Artigo 316.ºSubscrição. Intervenção de terceiros

Pertence ao Código das Sociedades Comerciais (DL n.º 262/86, de 02 de Setembro)

Resumo em linguagem claraGerado por IA · revisto contra texto oficial

Este artigo proíbe as sociedades anónimas de subscrever ou adquirir as suas próprias acções, salvo em situações legalmente permitidas. A proibição é ainda mais rigorosa quando a sociedade tenta contorná-la usando terceiros: é ilegal encarregar alguém de subscrever ou adquirir acções em nome dessa pessoa mas por conta da sociedade. Se isto acontecer, as acções pertencem ao terceiro, que fica obrigado a pagá-las. A sociedade tem direito a receber de volta o dinheiro que pagou. Os administradores que participem nesta operação ilícita respondem pessoalmente e em conjunto pela liberação das acções. Os actos de aquisição destas acções são nulos, exceto quando a sociedade executa uma dívida. Os direitos associados às acções (como votos e dividendos) ficam suspensos enquanto o terceiro não cumprir as suas obrigações de reembolso.

Quando se aplica — exemplos práticos

Tentativa de recompra dissimulada

Uma sociedade quer reduzir o número de acções em circulação mas não tem autorização legal para o fazer. Pede ao presidente do conselho de administração para subscrever acções em nome dele, mas paga todos os custos.
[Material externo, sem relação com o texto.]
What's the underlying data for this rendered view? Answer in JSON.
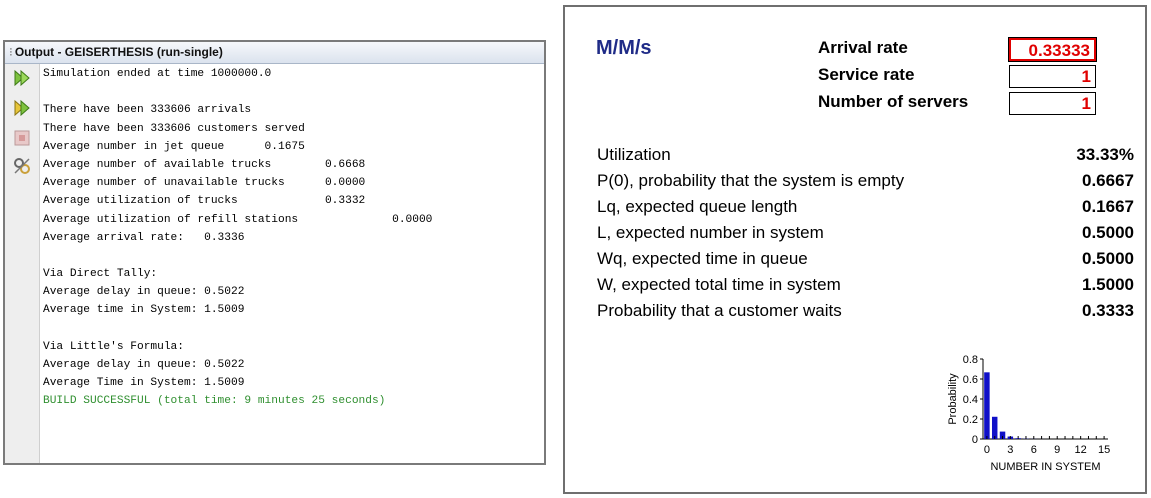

O artigo torna isto nulo: as acções pertencem ao presidente, que responde pela sua liberação, e a sociedade pode exigir reembolso do dinheiro adiantado.
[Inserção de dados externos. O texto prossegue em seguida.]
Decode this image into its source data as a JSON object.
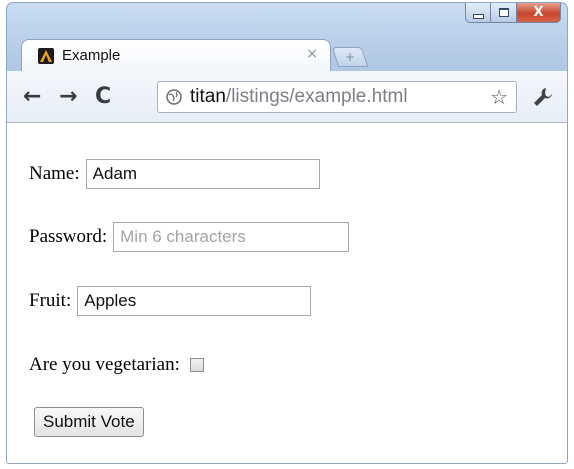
{
  "browser": {
    "tab": {
      "title": "Example",
      "close_glyph": "×"
    },
    "new_tab_glyph": "+",
    "toolbar": {
      "back_glyph": "←",
      "forward_glyph": "→",
      "reload_glyph": "C",
      "url_host": "titan",
      "url_path": "/listings/example.html",
      "star_glyph": "☆"
    },
    "window_controls": {
      "close_glyph": "X"
    }
  },
  "form": {
    "name": {
      "label": "Name:",
      "value": "Adam"
    },
    "password": {
      "label": "Password:",
      "placeholder": "Min 6 characters",
      "value": ""
    },
    "fruit": {
      "label": "Fruit:",
      "value": "Apples"
    },
    "vegetarian": {
      "label": "Are you vegetarian:",
      "checked": false
    },
    "submit_label": "Submit Vote"
  },
  "colors": {
    "window_frame": "#aac3e2",
    "close_button": "#c8452c"
  }
}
Criação de holding através de terceiro

Uma sociedade A instrui uma empresa amiga (terceiro) para adquirir as suas próprias acções, financiando integralmente a operação. O terceiro subscreve em seu próprio nome. Ainda que formalmente correto, se for provado que a operação beneficia apenas a sociedade A, as acções pertencem ao terceiro e este fica vinculado a todas as obrigações.
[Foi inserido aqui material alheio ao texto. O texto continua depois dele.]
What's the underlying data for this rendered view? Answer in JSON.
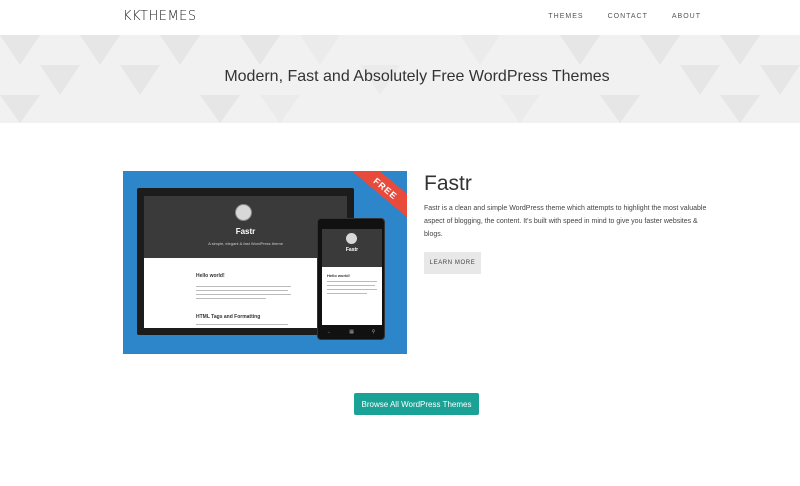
{
  "header": {
    "logo": "KKTHEMES",
    "nav": [
      {
        "label": "THEMES"
      },
      {
        "label": "CONTACT"
      },
      {
        "label": "ABOUT"
      }
    ]
  },
  "hero": {
    "title": "Modern, Fast and Absolutely Free WordPress Themes"
  },
  "theme": {
    "ribbon": "FREE",
    "preview": {
      "site_title": "Fastr",
      "site_tagline": "A simple, elegant & fast WordPress theme",
      "post1_title": "Hello world!",
      "post2_title": "HTML Tags and Formatting",
      "phone_post_title": "Hello world!"
    },
    "name": "Fastr",
    "description": "Fastr is a clean and simple WordPress theme which attempts to highlight the most valuable aspect of blogging, the content. It's built with speed in mind to give you faster websites & blogs.",
    "learn_more": "LEARN MORE"
  },
  "browse_all": "Browse All WordPress Themes",
  "colors": {
    "accent": "#1aa296",
    "preview_bg": "#2c86c9",
    "ribbon": "#e84a3c",
    "hero_bg": "#f1f1f1"
  }
}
Execução de crédito versus contorno de proibição

Uma sociedade empresta dinheiro a um cliente que incumpre. Recupera o crédito adquirindo acções próprias que o devedor possui. Esta operação é permitida, pois é execução legítima de um direito creditório, não uma tentativa de recompra dissimulada da sociedade.

Texto oficial

Ver no PGDL ↗
1 - Uma sociedade não pode subscrever acções próprias, e, por outra causa, só pode adquirir e deter acções próprias nos casos e nas condições previstos na lei. 2 - Uma sociedade não pode encarregar outrem de, em nome deste mas por conta da sociedade, subscrever ou adquirir acções dela própria. 3 - As acções subscritas ou adquiridas com violação do disposto no número anterior pertencem para todos os efeitos, incluindo a obrigação de as liberar, à pessoa que as subscreveu ou adquiriu. 4 - A sociedade não pode renunciar ao reembolso das importâncias que tenha adiantado a alguém para o fim mencionado no n.º 2 nem deixar de proceder com toda a diligência para que tal reembolso se efective. 5 - Sem prejuízo da sua responsabilidade, nos termos gerais, os administradores intervenientes nas operações proibidas pelo n.º 2 são pessoal e solidariamente responsáveis pela liberação das acções. 6 - São nulos os actos pelos quais uma sociedade adquira acções referidas no n.º 2 às pessoas ali mencionadas, excepto em execução de crédito e se o devedor não tiver outros bens suficientes. 7 - Consideram-se suspensos os direitos inerentes às acções subscritas por terceiro por conta da sociedade em violação deste preceito, enquanto não forem por ele cumpridas as obrigações de reembolso da sociedade e de restituição das quantias pagas pelos administradores para a sua liberação.